Но иногда весной я впервые чувствую солнце на лице. Или замечаю, что кизил зацвел. Иногда я смотрю, как мой 11-летний ребенок читает, его глаза моргают каждые несколько минут. Я делаю это по своему расписанию. Больше ничего для этого не выгружаю. Иногда, если момент отличный, я остаюсь в нем. В других случаях я буду планировать лучшие моменты. Я настаиваю на том, что я не сломлен. Что мысли существуют, чтобы указывать мне, как жить своей жизнью. Что я не могу их приручить. Что меня нельзя приручить.

Что, если мне больше не нужно? Что, если мне не нужен образ жизни?

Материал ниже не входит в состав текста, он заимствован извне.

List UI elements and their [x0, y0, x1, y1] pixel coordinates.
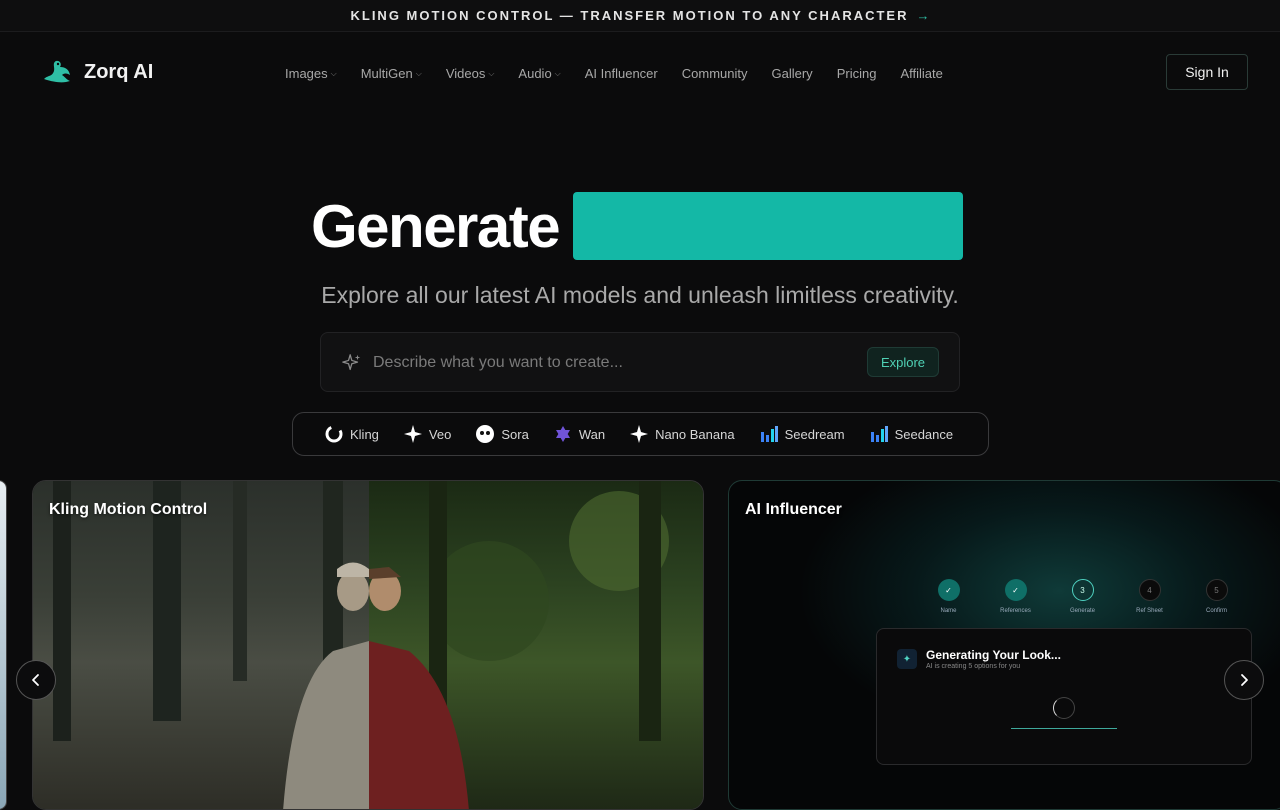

Я сделал ту же ставку, что и все, а именно, что они живут наилучшим образом, как умеют, и однажды мне придется за это ответить: мне придется отвечать перед своими детьми за то, что я отвлекся. Я узнаю, что что-то пошло не так, из-за моей сосредоточенности. Но я не могу жить своей жизнью, потому что мне придется за это отвечать. Вместо этого я надеюсь, что я воспитываю своих детей, чтобы они увидели, что стремление к самореализации - лучшая жизнь, чем стремление к ценности, которую вы не разделяете.

Может быть, мы оба правы: я и женщина с высоким режимом. (И тот, кто пишет этот журнал о внимательности.) Мы оба смотрим в бездну, пытаясь понять, как жить. Это то, что мы все хотим знать. И никто из нас не знает этого наверняка. Я не жалею никого о праве пытаться понять это, потому что это большой вопрос. Есть исследования, которые показывают, что медитация работает, что люди преуспевают в рутине. Что не бывает многозадачности.

Но они никогда меня не изучают. Они никогда не задают мне вопросов о том, каков анализ затрат и выгод от всей этой жизни. Если бы они это сделали, я бы сказал им, что это не их дело. Каждый из нас должен бороться с тем, как мы живем; мы должны жить со своим выбором вечно; это наша задача - попытаться сыграть в будущее и постараться не слишком сильно сожалеть. Иногда мне попадается банка осознанности моего сына. Я прекращаю то, что делаю, и встряхиваю его. На минуту я понимаю. На минуту я здесь и сейчас. А потом я задаюсь вопросом, стоит ли мне написать историю о банках внимательности и, ну, вот и все.

Таффи Бродессер-Акнер штатный писатель Журнал New York Times и автор Флейшман в беде (17 долларов США; amazon.com ).